Sirichana enrolled 13 COPD patients in this pilot study with a mean (SD) age of 70.4 (7.3) years. Baseline FEV1 was 52.0% predicted (15.5%). The patients were initially monitored using ATS/ERS spirometry criteria, followed by a change to the SPC algorithm criteria. They collected a total of 1,999 days of monitoring including 1,358 days of conventional monitoring using ATS/ERS spirometry criteria and 641 days of monitoring using the SPC algorithm. During the conventional monitoring (ATS) period, patients performed an average of 4.5 (0.5) maneuvers per day (range 3-5) as compared to 1-2 maneuvers per day during the SPC algorithm period. The time required of the patients for performing the spirometry tests was 13:05 (5:23) minutes per day with a 55.1 % adherence during the ATS monitoring period as compared with only 6:37 (2:82) minutes per day but with an 85.6% adherence during the SPC algorithm period.

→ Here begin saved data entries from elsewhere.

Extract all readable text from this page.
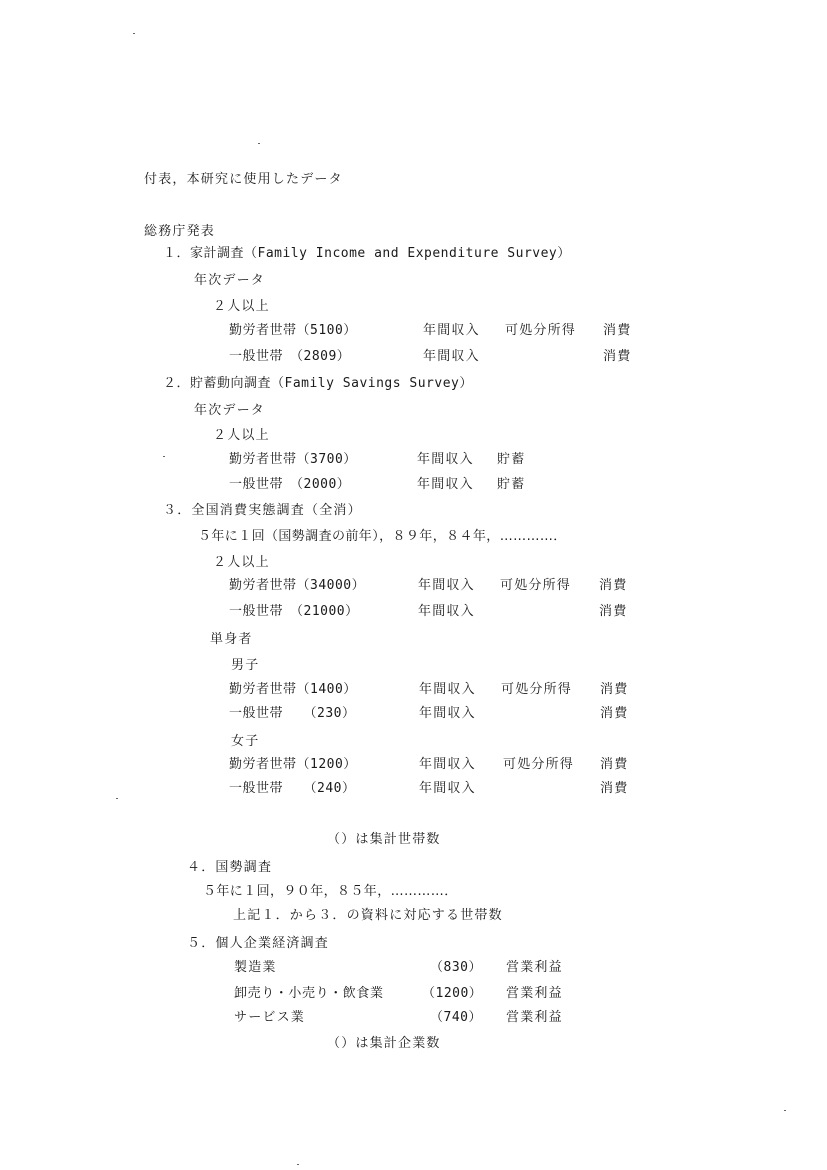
付表，本研究に使用したデータ
総務庁発表
１．家計調査（Family Income and Expenditure Survey）
年次データ
２人以上
勤労者世帯（5100）	年間収入 可処分所得 消費
一般世帯　（2809）	年間収入	消費
２．貯蓄動向調査（Family Savings Survey）
年次データ
２人以上
勤労者世帯（3700）	年間収入 貯蓄
一般世帯　（2000）	年間収入 貯蓄
３．全国消費実態調査（全消）
５年に１回（国勢調査の前年），８９年，８４年，…………．
２人以上
勤労者世帯（34000）	年間収入 可処分所得 消費
一般世帯　（21000）	年間収入	消費
単身者
男子
勤労者世帯（1400）	年間収入 可処分所得 消費
一般世帯　　（230）	年間収入	消費
女子
勤労者世帯（1200）	年間収入 可処分所得 消費
一般世帯　　（240）	年間収入	消費
（）は集計世帯数
４．国勢調査
５年に１回，９０年，８５年，…………．
上記１．から３．の資料に対応する世帯数
５．個人企業経済調査
製造業	（830） 営業利益
卸売り・小売り・飲食業	（1200） 営業利益
サービス業	（740） 営業利益
（）は集計企業数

The group mean (SD) for FEV1 from the ATS/ERS maneuver period was 1.00 (0.45) L, which was comparable to that from SPC maneuver period, 0.99 (0.47) L (P = 0.995). They detected 0.16/patient-year exacerbations during ATS/ERS monitoring compared to 1.01/patient-year during SPC monitoring.

In 2017, Taylor incorporated statistical process control into the spirometry monitoring platform of Monitored Therapeutics, Inc. (MTI) as part of the introduction of Avatar-Assisted-Technology to collect hospital laboratory quality spirometry from patients at home ( A review of 30,451 forced spirometry measurements collected by MTI from patients at home with an analysis of the best measurement of each day, demonstrated that 82% met ATS/ERS criteria for start of effort including time to peak flow and back extrapolated volume and 99.5% of the measurements met end-of-test plateau. A secondary analysis was performed of weeks where patients performed at least 3 measurements. There were 2,705 weeks when more than three measurements were performed (30,272 total measurements). In 92% of the weeks, the ATS/ERS 150 mL reproducibility requirements were met for FEV1 and 88% for FVC.


The use of a Statistical Process Control approach for monitoring COPD patients has been shown to significantly shorten the time each day for testing in patients at home, reduce patient fatigue, and increase adherence with testing. For patients undergoing serial measurements, it assures that measurements that don’t meet ATS/ERS quality criteria are not accepted for a single measurement requirement and yet minimizes the number of attempts to assure meaningful data. It should be recommended by the ATS Pulmonary Function steering committee that Statistical Process Control should be the standard for home monitoring of patients with COPD if an effective monitoring program is the intended use of spirometers.